Residents hear plans for Almon

COVINGTON -- About 50 property owners attended a meeting to learn more about the Almon/Crowell Road Overlay District on Monday night at Turner Lake Complex. Most wanted assurance that the proposed development standards for the district would not affect their existing properties.

Officials assured them that existing properties would not be affected -- the standards will only apply to new development. The exception would be if substantial changes are made to change the footprint of existing buildings, such as adding a room.

Merely painting or replacing the roof of a home would not merit compliance with the overlay standards, Planning Director Marian Eisenberg said.

"These things are normal maintenance on houses. It's when you do something new," that the ordinance would apply, she said.

Structures that are rebuilt due to destruction by fire or act of God would not be required to meet the standards either, she said.

More than 900 property owners in the overlay area were invited to Monday's meeting to hear the proposal that has been in the works for the past year. The overlay district was formed at the request of several large landowners in the area who asked that higher quality development standards be put in place to regulate future growth.

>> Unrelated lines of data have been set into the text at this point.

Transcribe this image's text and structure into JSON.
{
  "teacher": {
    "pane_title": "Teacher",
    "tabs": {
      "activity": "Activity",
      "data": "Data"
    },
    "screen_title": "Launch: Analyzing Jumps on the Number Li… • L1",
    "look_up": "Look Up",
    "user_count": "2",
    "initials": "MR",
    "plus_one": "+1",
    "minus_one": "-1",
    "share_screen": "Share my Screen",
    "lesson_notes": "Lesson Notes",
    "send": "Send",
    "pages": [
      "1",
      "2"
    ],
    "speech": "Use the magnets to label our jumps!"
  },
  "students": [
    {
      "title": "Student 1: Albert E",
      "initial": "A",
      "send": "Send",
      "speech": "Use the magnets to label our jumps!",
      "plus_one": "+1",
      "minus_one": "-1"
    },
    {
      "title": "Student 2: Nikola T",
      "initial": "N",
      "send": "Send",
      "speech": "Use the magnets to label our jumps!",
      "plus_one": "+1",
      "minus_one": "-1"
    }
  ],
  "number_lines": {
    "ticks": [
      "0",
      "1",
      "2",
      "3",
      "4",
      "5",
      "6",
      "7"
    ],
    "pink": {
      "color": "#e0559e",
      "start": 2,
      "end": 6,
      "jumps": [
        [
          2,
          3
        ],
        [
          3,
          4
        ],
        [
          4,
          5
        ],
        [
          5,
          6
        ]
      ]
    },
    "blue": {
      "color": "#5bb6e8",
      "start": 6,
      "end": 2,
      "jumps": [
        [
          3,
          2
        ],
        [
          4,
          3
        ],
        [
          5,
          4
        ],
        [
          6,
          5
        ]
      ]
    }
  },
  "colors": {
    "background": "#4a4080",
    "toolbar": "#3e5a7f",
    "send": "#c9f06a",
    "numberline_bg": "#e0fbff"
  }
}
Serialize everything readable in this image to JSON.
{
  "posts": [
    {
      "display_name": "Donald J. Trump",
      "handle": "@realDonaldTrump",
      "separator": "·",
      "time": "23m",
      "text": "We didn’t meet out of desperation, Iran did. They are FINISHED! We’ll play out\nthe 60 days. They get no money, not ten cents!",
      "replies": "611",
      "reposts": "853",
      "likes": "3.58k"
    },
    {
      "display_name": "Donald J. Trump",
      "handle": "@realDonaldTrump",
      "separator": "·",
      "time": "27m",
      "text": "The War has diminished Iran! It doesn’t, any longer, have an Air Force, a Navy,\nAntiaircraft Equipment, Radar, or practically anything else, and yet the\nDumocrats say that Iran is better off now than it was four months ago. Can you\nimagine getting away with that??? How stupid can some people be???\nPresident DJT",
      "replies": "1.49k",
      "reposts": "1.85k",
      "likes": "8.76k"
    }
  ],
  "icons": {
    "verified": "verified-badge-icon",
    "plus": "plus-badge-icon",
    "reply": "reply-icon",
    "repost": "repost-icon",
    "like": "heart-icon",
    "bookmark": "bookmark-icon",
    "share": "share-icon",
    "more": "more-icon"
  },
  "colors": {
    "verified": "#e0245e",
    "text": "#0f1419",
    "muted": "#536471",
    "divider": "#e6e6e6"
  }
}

The overlay is divided into three tiers: residential, mixed use and a town center that would be located in the Almon community.

Among the standards for new residential developments would be requirements for enhanced common areas, or centrally located gathering spots that could range from pocket parks, or passive greenspace, to swim/tennis clubs. Developers would be required to install sidewalks, street trees and other landscaping inside the development as well as on the roads leading into the development.

Vinyl or aluminum siding would be prohibited, as would manufactured homes. Sodded yards with irrigation systems would be required. Brick or stone skirting would be required around the foundation of homes, with chimney's to be veneered in stone, brick or hardiplank.

In addition, homes would be required to meet certain energy efficient requirements.

One resident asked if government-funded housing would be allowed, but Board of Commissioners Chairman Kathy Morgan said there are no plans to allow that type of development.

Multi-family homes would be allowed in mixed-use districts but not in the form of apartment complexes -- instead, town homes separated by a firewall would be allowed. In the town center, some buildings could have residences on the second and third floors and businesses on the first floor.

Students with the University of Georgia's School of Environment and Design are working on conceptual plans for the town center, which will be presented to the public at 1 p.m. Thursday at The Center, located at 2104 Washington St.

"These are smaller lots than what we're used to but there's a lot of open space and a lot of improvements in exchange for that density," Eisenberg said of the overlay district.

Residential density ranges from 3.5 single-family units per acre on 6,000-square-foot lots to up to 10 townhouses and 20 multi-family units per acre. Density varies depending on the tier where the property is located.

Morgan said the Almon community is one of five that have been picked in Newton County as development nodes where future development will likely be concentrated. This overlay will likely be used as a template for others, she said.

Morgan also noted that Porterdale officials have declared their intention to annex all the way to Interstate 20. Many property owners in Almon have come to the county with concerns about those plans, she said.

"They are not happy we're doing this as a community node. That (annexation) was part of their business plan," Morgan said.

Several residents approached after the meeting said they weren't clear on the details of the overlay or the impact it could have on them.

"I didn't really understand it. I'm a country person," said one woman.

John Dallas, pastor of Shiloh Methodist Church and resident of the Almon community, called the plan "fantastic."

"It was really good. It takes us back to having a community like we had before. Almon was a wonderful community but it's been divided by the interstate," Dallas said, adding that the new development standards will give the community back its small town atmosphere.

David Clay, who has residential property for sale in the area, didn't have any complaints, although he said he doubted much of the plan would come to fruition during his lifetime.

"I think it's probably a good thing in the long run. I just don't see it happening any time soon," Clay said.

Hoyt Bennett, who also has residential property for sale said he thinks the plan will be helpful to attracting high-quality development.

"I think it will be beneficial to have in place, but we'll have to wait until the economy picks up," he said.

The overlay is set to go before the Board of Commissioners for a vote at 7 p.m. Tuesday at the Newton County Historic Courthouse, located at 1124 Clark St.

A draft of the ordinance and map of the district are located at www.co.newton.ga.us.